Fig. 7.. mRIPO therapy restricts tumor growth and produces antigen-specific antitumor immunity.
(A) Cytopathogenicity profile of mRIPO in B16-F10.9-OVA-CD155 cells. (B and C) Subcutaneous B16-F10.9-OVA-CD155 tumors were injected with either control (DMEM) or mRIPO (20 μl) when they reached a volume of ~50–100 mm3. Tumor volume was measured (n=11 per group) on the days indicated (B); mice were euthanized when tumors reached 1000 mm3 (C). Data are from two pooled assays. Tumor growth curves were compared using multiple t-tests with Holm-Sidak multiple comparison post-test; p≤0.005 starting on day 6. Comparison of survival curves between the 2 groups was performed using the log-rank test (Mantel–Cox test), p<0.0001. Median survival day: control=14; mRIPO=24. (D) Tumor-draining inguinal lymph nodes were harvested from mice (n=4) 7 days after treatment with DMEM or mRIPO and restimulated with antigen-expressing cells for 5 days. Restimulated cells were tested for lytic activity against B16-F10.9-OVA cells or EL4 cells electroporated with RNA encoding GFP (control), TRP-2 (melanoma antigen), or OVA. (E) Supernatant from the CTL assay (D) was tested for markers of T cell activation and lytic activity by ELISA. (F) Tumor-bearing mice were treated with DMEM or mRIPO, and spleens were harvested 14 days after treatment (n=4). Splenocytes from individual mice were co-cultured with B16-F10.9-OVA-CD155 cells (5:1 ratio; 48 h); supernatant was tested as in (E). (G) Tumor-draining inguinal lymph nodes were harvested after treatment with DMEM or mRIPO and individually restimulated in vitro. After 5 days, restimulated cells were analyzed for CD4 and CD8 T cells by flow cytometry. TRP-2-specific response was assessed using a H-2Kb TRP-2 tetramer (right panel). TRP-2 specific responses were compared using student t test, with p<0.05 considered significant. Fig. S8D shows representative flow cytometry analyses of T cells and TRP-2-specific T cells (out of 4 tested per group).
Fig. 8.
Fig. 8.. mRIPO elicits neutrophil influx followed by DC and T cell infiltration into tumors.

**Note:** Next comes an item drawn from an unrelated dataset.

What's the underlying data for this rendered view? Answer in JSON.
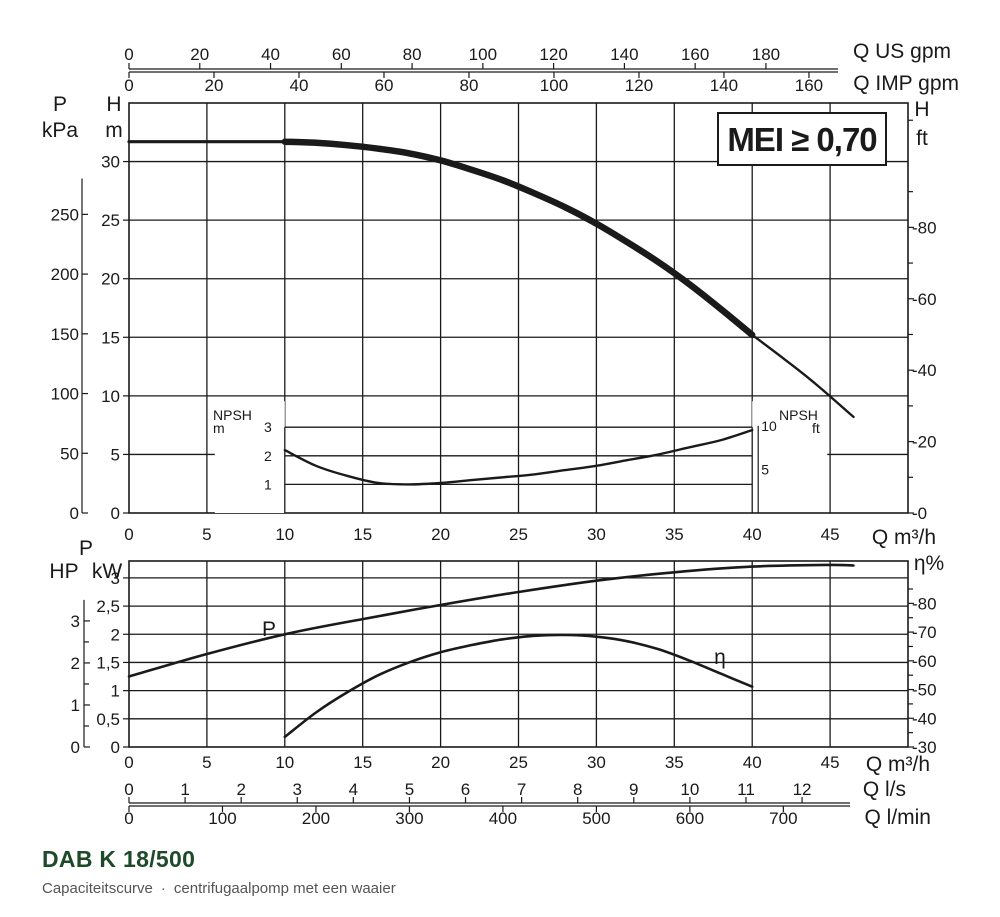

B16-F10.9-OVA-CD155 tumors were implanted subcutaneously, and when the tumor volume reached ~100 mm3, they were injected with DMEM (control) or mRIPO. Tumors were harvested after injection as indicated, digested to single cell suspensions, and analyzed by flow cytometry. (A) Analysis of percentage of CD45.2+ immune cells in the tumor after DMEM (control) or mRIPO treatment. Each bar represents 3 mice analyzed individually. (B) Cytokine concentrations in tumor homogenates. (C to E) Analysis of tumor-infiltrating neutrophils (C), DCs (D), and T cells (E) at the indicated days after mRIPO injection. (F) Longitudinal analysis of neutrophil, DC, CD4+ T cell, and CD8+ T cell infiltration is depicted as a percentage of total live cells in the tumor. Each bar represents 3 mice analyzed individually. Error bars represent SEM. The flow cytometry gating strategy is shown in fig. S9 and S10.